Personally, I've never been a fan of Hollywood remakes, revisionings, prequels, too long overdue sequels and so on. It's been my experience that these types of projects just fail to capture the creativity and spirit of the originals. Being "original" is what made things so great in the first place: they were new, unique, fresh, not pale imitations or wannabes. Sometimes remakes just miss the point completely and end up a bungled mess (looking at you here, "The Avengers" movie!) Often, part of what made classics so great were an "x factor" that really can't be recaptured: their success was driven by the personality or performance of a particular actor/actress, or it was "of an era" where the series came around at exactly the right time & just successfully captured the cultural zeitgeist of its day.
This year in particular seems to be the year when Hollywood is revisiting a lot of the staples of my pop culture diet, trying to cash-in on the series I have enjoyed the most from the past. Part of me gives the entertainment industry the benefit of the doubt & thinks they are just tapping into our collective sense of nostalgia & trying to rekindle the old flames. Still, I can't help but wonder if they're just completely bankrupt of ideas and have to rehash what's already been done. After all, using a premise that's already written & is already familiar to the viewing public seems like a quick and easy way to work.
Just this year there have been several "remakes" of my favourite tv series or books that have been released or announced:
Watchmen live action movie (2 thumbs way down from me on that one! I highly recommend watching the "motion comic" instead.)
Star Trek original series "elseworlds" movie (Which we've already seen & I discussed here previously.)

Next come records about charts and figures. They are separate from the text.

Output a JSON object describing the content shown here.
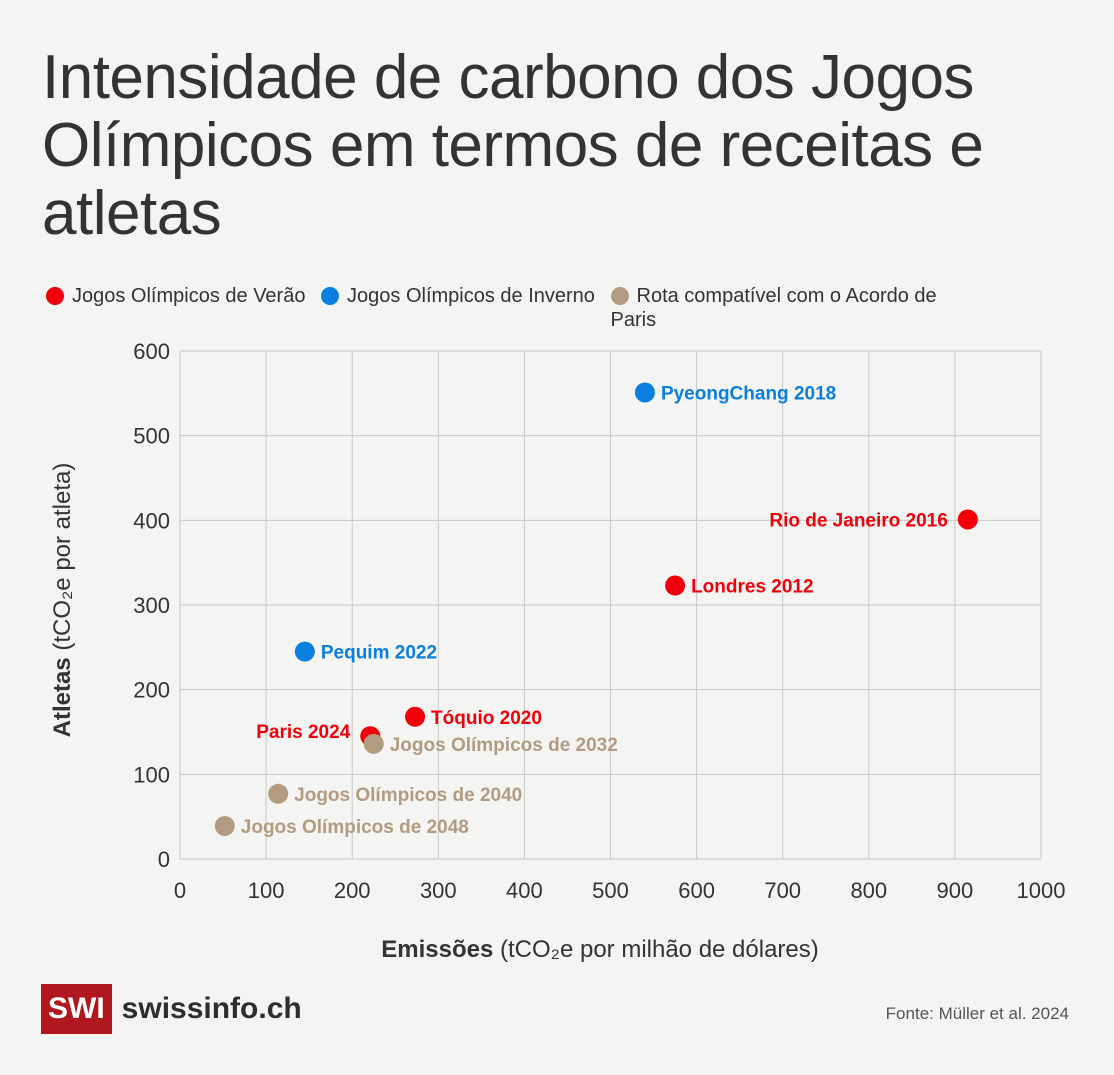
{
  "title": "Intensidade de carbono dos Jogos Olímpicos em termos de receitas e atletas",
  "legend": [
    {
      "label": "Jogos Olímpicos de Verão",
      "color": "#f0000a"
    },
    {
      "label": "Jogos Olímpicos de Inverno",
      "color": "#0a7fe0"
    },
    {
      "label": "Rota compatível com o Acordo de Paris",
      "color": "#b29b80"
    }
  ],
  "chart_data": {
    "type": "scatter",
    "xlabel_bold": "Emissões",
    "xlabel_rest": " (tCO₂e por milhão de dólares)",
    "ylabel_bold": "Atletas",
    "ylabel_rest": " (tCO₂e por atleta)",
    "xlim": [
      0,
      1000
    ],
    "ylim": [
      0,
      600
    ],
    "xticks": [
      0,
      100,
      200,
      300,
      400,
      500,
      600,
      700,
      800,
      900,
      1000
    ],
    "yticks": [
      0,
      100,
      200,
      300,
      400,
      500,
      600
    ],
    "grid": true,
    "legend_position": "top",
    "points": [
      {
        "label": "PyeongChang 2018",
        "x": 540,
        "y": 551,
        "group": "Jogos Olímpicos de Inverno",
        "color": "#0a7fe0",
        "label_side": "right"
      },
      {
        "label": "Rio de Janeiro 2016",
        "x": 915,
        "y": 401,
        "group": "Jogos Olímpicos de Verão",
        "color": "#f0000a",
        "label_side": "left"
      },
      {
        "label": "Londres 2012",
        "x": 575,
        "y": 323,
        "group": "Jogos Olímpicos de Verão",
        "color": "#f0000a",
        "label_side": "right"
      },
      {
        "label": "Pequim 2022",
        "x": 145,
        "y": 245,
        "group": "Jogos Olímpicos de Inverno",
        "color": "#0a7fe0",
        "label_side": "right"
      },
      {
        "label": "Tóquio 2020",
        "x": 273,
        "y": 168,
        "group": "Jogos Olímpicos de Verão",
        "color": "#f0000a",
        "label_side": "right"
      },
      {
        "label": "Paris 2024",
        "x": 221,
        "y": 145,
        "group": "Jogos Olímpicos de Verão",
        "color": "#f0000a",
        "label_side": "left-up"
      },
      {
        "label": "Jogos Olímpicos de 2032",
        "x": 225,
        "y": 136,
        "group": "Rota compatível com o Acordo de Paris",
        "color": "#b29b80",
        "label_side": "right"
      },
      {
        "label": "Jogos Olímpicos de 2040",
        "x": 114,
        "y": 77,
        "group": "Rota compatível com o Acordo de Paris",
        "color": "#b29b80",
        "label_side": "right"
      },
      {
        "label": "Jogos Olímpicos de 2048",
        "x": 52,
        "y": 39,
        "group": "Rota compatível com o Acordo de Paris",
        "color": "#b29b80",
        "label_side": "right"
      }
    ]
  },
  "logo": {
    "mark": "SWI",
    "name": "swissinfo.ch"
  },
  "source": "Fonte: Müller et al. 2024"
}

V a new mini-series on ABC
The Prisoner a new mini-series from AMC starring Sir Ian McKellan & Jim Caviezel
The Lone Ranger a movie from Disney starring Johnny Depp as Tonto
Jonah Hex a live action movie starring Josh Brolin
All I can say is best of luck... I mean, can you really picture anyone else but Clayton Moore as the Lone Ranger? Or The Village without Patrick McGoohan as Number 6, who also masterminded the entire series? Those actors are synonymous with those roles and the success of the series hinged on their creative input. Also, now that the Cold War is over and done, do audiences really have the appetite for the grand resistance story that was "V"? It certainly didn't work for the Watchmen movie. And as much as I love a good western, are frontier stories as relevant now as in the heyday of the space race?
Admittedly, I realize that my tastes are not always compatible with the majority of the viewing public (for example: I love classic Dr. Who but despise the wildly popular new series!) so naturally take my opinion with a grain of salt.